The youngest of a dozen children growing up in Dodge City, Kansas, Laurice “Lo” Hunter followed her older brothers onto the sun-baked tennis courts of Western Kansas. Those hot afternoons spent gripping a wooden racquet instilled a passion for sports that still burns for Hunter, a Colorado high school girls coaching legend.

She wrote the book on prep volleyball success, directing Evergreen High School to nine state titles, including eight in a row, during her tenure with the Cougars.

According to Colorado High School Activities Association information, her volleyball teams compiled a 483-72 record during Hunter’s career at Evergreen. The Cougars won the 1976 state title in just the second year of CHSSA state competition, and then dominated the championships from 1978 to 1985. None of the Cougars’ title matches went to three games. Hunter’s Evergreen teams also put together a 182-match winning streak that drew national acclaim, and her 1984 girls didn’t lose a game en route to the Cougars’ seventh consecutive state title.

“I always loved sports,” Hunter said. “I loved coaching and I did it September through May. Coaching is the dessert of teaching.”

A graduate of Wichita State University, Hunter came to Colorado in 1963 with a few years of teaching and coaching in Kansas and Texas on her resum&eactute;. She itched to get girls out onto the courts and playing fields in organized fashion.

“We had play days first,” Hunter said, recalling her early years at Evergreen after joining the staff in 1967. “Several of us promised Alice Barron, the athletic director in Jefferson County, that if they’d let us play sports, we’d stay and coach,” she related.

Organized Colorado high school girls sports began with gymnastics, track and tennis in the early 1970s and Hunter coached all three for free. She said when volleyball and basketball were added a year or so later, so was a salary. Later on, she also coached Evergreen’s girl golfers.

“We put more than 120 girls into four-year colleges on scholarship,” Hunter said. “That was one of the biggest reasons to start girls sports, (for them) to be educated to go out and see the world. It was a wonderful opportunity to play volleyball.”

Hunter initiated a series of summer camps, starting with varsity players and extending down into the sophomore and freshman ranks. And she focused on playing rather than drills. She said players rarely cut her practices because they had so much fun. But Hunter also was proud of the discipline her players displayed.

“The girls taught me a lot.

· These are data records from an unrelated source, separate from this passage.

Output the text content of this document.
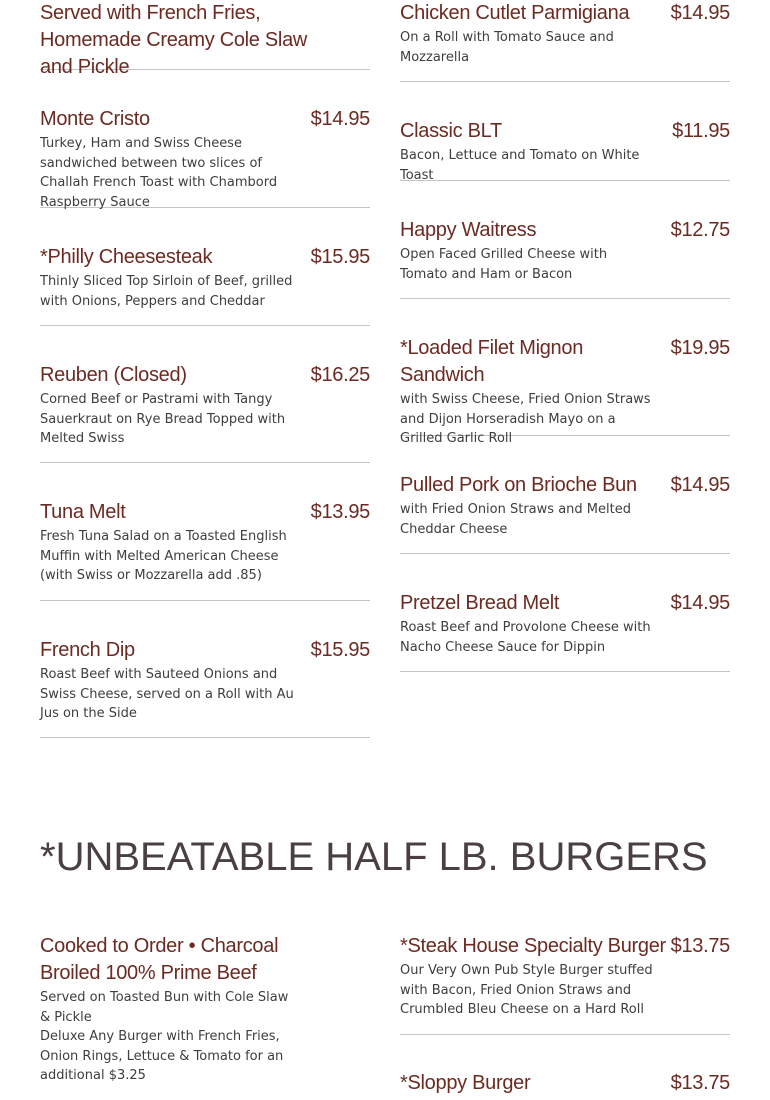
Served with French Fries, Homemade Creamy Cole Slaw and Pickle
Monte Cristo	$14.95

Turkey, Ham and Swiss Cheese sandwiched between two slices of Challah French Toast with Chambord Raspberry Sauce

*Philly Cheesesteak	$15.95

Thinly Sliced Top Sirloin of Beef, grilled with Onions, Peppers and Cheddar

Reuben (Closed)	$16.25

Corned Beef or Pastrami with Tangy Sauerkraut on Rye Bread Topped with Melted Swiss

Tuna Melt	$13.95

Fresh Tuna Salad on a Toasted English Muffin with Melted American Cheese (with Swiss or Mozzarella add .85)

French Dip	$15.95

Roast Beef with Sauteed Onions and Swiss Cheese, served on a Roll with Au Jus on the Side

Chicken Cutlet Parmigiana	$14.95

On a Roll with Tomato Sauce and Mozzarella

Classic BLT	$11.95

Bacon, Lettuce and Tomato on White Toast

Happy Waitress	$12.75

Open Faced Grilled Cheese with Tomato and Ham or Bacon

*Loaded Filet Mignon Sandwich
$19.95

with Swiss Cheese, Fried Onion Straws and Dijon Horseradish Mayo on a Grilled Garlic Roll

Pulled Pork on Brioche Bun	$14.95

with Fried Onion Straws and Melted Cheddar Cheese

Pretzel Bread Melt	$14.95

Roast Beef and Provolone Cheese with Nacho Cheese Sauce for Dippin

*UNBEATABLE HALF LB. BURGERS
Cooked to Order • Charcoal Broiled 100% Prime Beef

Served on Toasted Bun with Cole Slaw & Pickle

Deluxe Any Burger with French Fries, Onion Rings, Lettuce & Tomato for an additional $3.25

*Steak House Specialty Burger $13.75

Our Very Own Pub Style Burger stuffed with Bacon, Fried Onion Straws and Crumbled Bleu Cheese on a Hard Roll

*Sloppy Burger	$13.75
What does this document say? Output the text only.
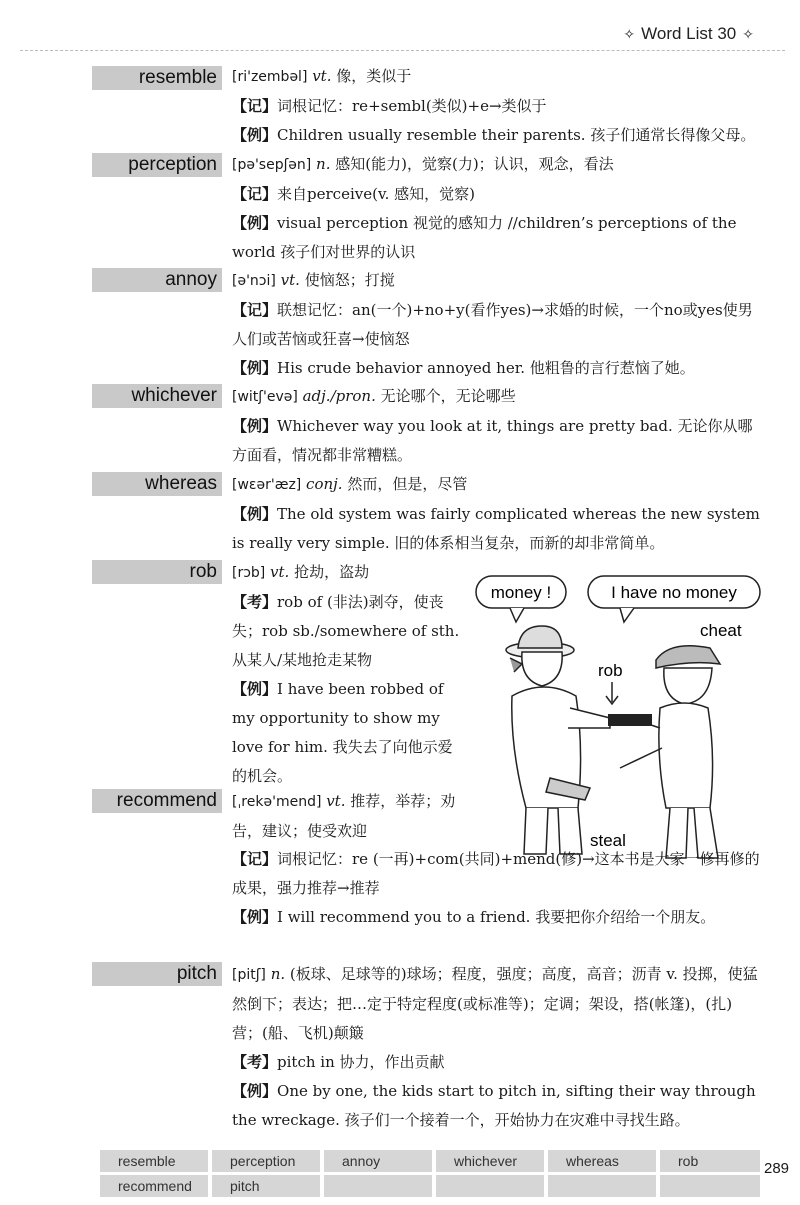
✧ Word List 30 ✧
resemble	[ri'zembəl] vt. 像，类似于

【记】词根记忆：re+sembl(类似)+e→类似于

【例】Children usually resemble their parents. 孩子们通常长得像父母。

perception	[pə'sepʃən] n. 感知(能力)，觉察(力)；认识，观念，看法

【记】来自perceive(v. 感知，觉察)

【例】visual perception 视觉的感知力 //children’s perceptions of the world 孩子们对世界的认识

annoy	[ə'nɔi] vt. 使恼怒；打搅

【记】联想记忆：an(一个)+no+y(看作yes)→求婚的时候，一个no或yes使男人们或苦恼或狂喜→使恼怒

【例】His crude behavior annoyed her. 他粗鲁的言行惹恼了她。

whichever	[witʃ'evə] adj./pron. 无论哪个，无论哪些

【例】Whichever way you look at it, things are pretty bad. 无论你从哪方面看，情况都非常糟糕。

whereas	[wɛər'æz] conj. 然而，但是，尽管

【例】The old system was fairly complicated whereas the new system is really very simple. 旧的体系相当复杂，而新的却非常简单。

rob	[rɔb] vt. 抢劫，盗劫

【考】rob of (非法)剥夺，使丧失；rob sb./somewhere of sth. 从某人/某地抢走某物

【例】I have been robbed of my opportunity to show my love for him. 我失去了向他示爱的机会。

money !	I have no money
cheat
rob
steal
recommend	[ˌrekə'mend] vt. 推荐，举荐；劝告，建议；使受欢迎

【记】词根记忆：re (一再)+com(共同)+mend(修)→这本书是大家一修再修的成果，强力推荐→推荐

【例】I will recommend you to a friend. 我要把你介绍给一个朋友。

pitch	[pitʃ] n. (板球、足球等的)球场；程度，强度；高度，高音；沥青 v. 投掷，使猛然倒下；表达；把…定于特定程度(或标准等)；定调；架设，搭(帐篷)，(扎)营；(船、飞机)颠簸

【考】pitch in 协力，作出贡献

【例】One by one, the kids start to pitch in, sifting their way through the wreckage. 孩子们一个接着一个，开始协力在灾难中寻找生路。

resemble	perception	annoy	whichever	whereas	rob
recommend	pitch
289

They taught me how to coach,” said Hunter, who has received multiple State and National “Coach of the Year” honors and been inducted into three (other) Halls of Fame. “People say I’m competitive. My parents taught me good, Christian values, but I do like to play (and win).”

Like her athletes, Hunter has been able to see the world through sports. She traveled around Europe with the parents of one of her former players, Tanya Haave, and toured Australia with another volleyball coach.

Hunter, 77 this year, bowls three times a week and plays on a traveling women’s golf team. She attends University of Colorado women’s basketball games and probably could provide a few pointers.

Laurice
I loved coaching and I did it September through May. Coaching is the dessert of teaching.